Ceramides (CER) have been proposed to be the intracellular mediators of responses to such agents as interferon-γ (IFN-γ), dexamethasone, tumor necrosis factor-α (TNF-α), interleukin-1β (IL-1β, and vitamin D₃. These agents induce hydrolysis of the plasma membrane sphingomyelin (SM) by a sphingomyelinase, followed by downstream activation of signaling kinases and nuclear translocation of NF-kB, with the final effect of induction of cell differentiation and/or apoptotic death (1). The growing interest in the SM-CER-dependent cell signaling makes an accurate and simultaneous determination of molecular species (MS) of both SM and CER desirable. Numerous MS are found in SM and CER, and these occur in characteristic proportions in different species, organs, subcellular organelles, and developmental stages. More than half of the fatty acids (FA) in CER contain a hydroxyl group at the 2 carbon position, the other half being non-hydroxy FA. In Chapter 22 the methods for extraction and separation of lipids from cellular samples, the separation of classes of phospholipids (PLs), and finally, the molecular species (MS) analysis are described.
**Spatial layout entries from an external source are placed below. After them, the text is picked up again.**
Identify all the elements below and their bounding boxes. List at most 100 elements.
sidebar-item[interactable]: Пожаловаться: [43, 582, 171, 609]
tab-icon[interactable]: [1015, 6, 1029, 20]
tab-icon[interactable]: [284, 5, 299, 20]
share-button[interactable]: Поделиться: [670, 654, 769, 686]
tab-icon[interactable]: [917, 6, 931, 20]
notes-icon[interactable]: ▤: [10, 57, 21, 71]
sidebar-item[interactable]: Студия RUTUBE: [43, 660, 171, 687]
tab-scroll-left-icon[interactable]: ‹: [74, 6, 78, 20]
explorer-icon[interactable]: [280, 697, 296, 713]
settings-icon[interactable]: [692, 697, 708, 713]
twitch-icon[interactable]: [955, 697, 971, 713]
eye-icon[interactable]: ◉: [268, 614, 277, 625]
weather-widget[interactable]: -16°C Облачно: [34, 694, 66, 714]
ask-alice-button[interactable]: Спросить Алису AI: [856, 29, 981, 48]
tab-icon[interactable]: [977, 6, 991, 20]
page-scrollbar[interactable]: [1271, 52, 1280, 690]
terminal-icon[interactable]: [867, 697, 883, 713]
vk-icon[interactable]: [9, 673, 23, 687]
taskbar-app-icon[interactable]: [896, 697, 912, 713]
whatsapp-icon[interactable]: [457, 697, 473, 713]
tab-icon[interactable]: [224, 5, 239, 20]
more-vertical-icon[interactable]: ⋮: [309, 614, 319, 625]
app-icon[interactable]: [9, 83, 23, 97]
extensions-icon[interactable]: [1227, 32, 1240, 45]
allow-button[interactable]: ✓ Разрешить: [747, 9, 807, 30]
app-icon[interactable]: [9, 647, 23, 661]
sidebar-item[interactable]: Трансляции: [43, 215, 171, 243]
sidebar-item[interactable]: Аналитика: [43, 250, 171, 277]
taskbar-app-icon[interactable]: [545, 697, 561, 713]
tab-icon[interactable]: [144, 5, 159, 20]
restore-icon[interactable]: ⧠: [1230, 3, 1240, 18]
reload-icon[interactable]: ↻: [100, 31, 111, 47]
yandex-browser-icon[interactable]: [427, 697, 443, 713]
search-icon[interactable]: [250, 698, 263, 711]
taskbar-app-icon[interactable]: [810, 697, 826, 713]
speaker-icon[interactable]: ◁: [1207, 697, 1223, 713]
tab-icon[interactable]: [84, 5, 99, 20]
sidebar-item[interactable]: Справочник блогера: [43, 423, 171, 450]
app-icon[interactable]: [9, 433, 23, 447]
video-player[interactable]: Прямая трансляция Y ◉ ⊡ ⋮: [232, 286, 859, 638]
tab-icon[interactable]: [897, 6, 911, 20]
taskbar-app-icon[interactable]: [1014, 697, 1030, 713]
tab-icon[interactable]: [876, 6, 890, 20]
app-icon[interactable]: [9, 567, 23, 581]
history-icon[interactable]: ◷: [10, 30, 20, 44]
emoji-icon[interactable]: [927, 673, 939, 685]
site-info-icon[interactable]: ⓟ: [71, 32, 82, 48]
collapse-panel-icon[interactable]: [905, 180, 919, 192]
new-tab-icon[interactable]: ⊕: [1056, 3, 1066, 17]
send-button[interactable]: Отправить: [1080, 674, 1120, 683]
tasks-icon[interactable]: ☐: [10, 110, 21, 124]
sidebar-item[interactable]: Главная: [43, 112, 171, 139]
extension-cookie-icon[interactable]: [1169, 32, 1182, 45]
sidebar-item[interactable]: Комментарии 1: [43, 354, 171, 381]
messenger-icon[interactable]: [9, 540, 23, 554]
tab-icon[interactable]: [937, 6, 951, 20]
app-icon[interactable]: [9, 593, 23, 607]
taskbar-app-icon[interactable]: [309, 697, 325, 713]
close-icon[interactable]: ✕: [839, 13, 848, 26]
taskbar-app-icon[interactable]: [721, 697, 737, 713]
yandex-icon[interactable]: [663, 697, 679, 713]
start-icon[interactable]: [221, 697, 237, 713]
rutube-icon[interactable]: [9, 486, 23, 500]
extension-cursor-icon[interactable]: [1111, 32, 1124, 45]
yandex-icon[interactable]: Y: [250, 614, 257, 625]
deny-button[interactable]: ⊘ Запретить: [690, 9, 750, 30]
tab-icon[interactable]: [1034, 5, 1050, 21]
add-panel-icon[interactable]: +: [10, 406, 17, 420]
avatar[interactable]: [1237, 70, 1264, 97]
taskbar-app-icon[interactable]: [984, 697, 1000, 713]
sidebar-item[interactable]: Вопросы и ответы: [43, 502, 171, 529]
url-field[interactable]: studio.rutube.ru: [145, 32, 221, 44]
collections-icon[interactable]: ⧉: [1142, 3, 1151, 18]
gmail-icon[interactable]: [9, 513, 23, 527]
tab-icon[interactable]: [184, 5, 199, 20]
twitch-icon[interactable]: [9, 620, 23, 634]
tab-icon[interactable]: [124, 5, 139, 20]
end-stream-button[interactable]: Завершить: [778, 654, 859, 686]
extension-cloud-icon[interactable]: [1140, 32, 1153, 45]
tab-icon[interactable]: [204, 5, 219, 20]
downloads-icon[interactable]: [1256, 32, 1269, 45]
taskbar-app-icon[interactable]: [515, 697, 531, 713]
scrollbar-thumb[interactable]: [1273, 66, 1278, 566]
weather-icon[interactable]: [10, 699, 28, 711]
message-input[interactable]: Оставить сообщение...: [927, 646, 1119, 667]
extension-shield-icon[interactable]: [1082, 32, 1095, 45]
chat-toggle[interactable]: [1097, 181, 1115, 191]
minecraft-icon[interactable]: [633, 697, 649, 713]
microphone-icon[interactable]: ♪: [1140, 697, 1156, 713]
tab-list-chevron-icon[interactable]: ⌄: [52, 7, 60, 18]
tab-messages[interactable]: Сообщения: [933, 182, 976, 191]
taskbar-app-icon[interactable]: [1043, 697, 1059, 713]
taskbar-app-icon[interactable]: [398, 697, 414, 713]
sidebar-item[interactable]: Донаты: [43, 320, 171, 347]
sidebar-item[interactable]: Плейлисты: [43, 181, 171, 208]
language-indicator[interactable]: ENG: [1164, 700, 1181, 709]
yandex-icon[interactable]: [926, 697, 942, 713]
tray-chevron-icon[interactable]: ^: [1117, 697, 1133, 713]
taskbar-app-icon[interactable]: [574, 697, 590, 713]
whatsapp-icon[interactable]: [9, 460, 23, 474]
Separation of SM and ceramides CER follow very similar pathways (e.g., hydrolysis of SM to CER is similar to hydrolysis of PLs to diacylglycerol [DAG]). However, as seen in Fig. 1, SM consists of an N-acyl-fatty acid linked to a long-chain hydrocarbon and phosphorylcholine. The FA position of the molecule varies as in PLs, but with more major long-chain (C20–C24) saturated and monounsaturated FAs present than in PLs.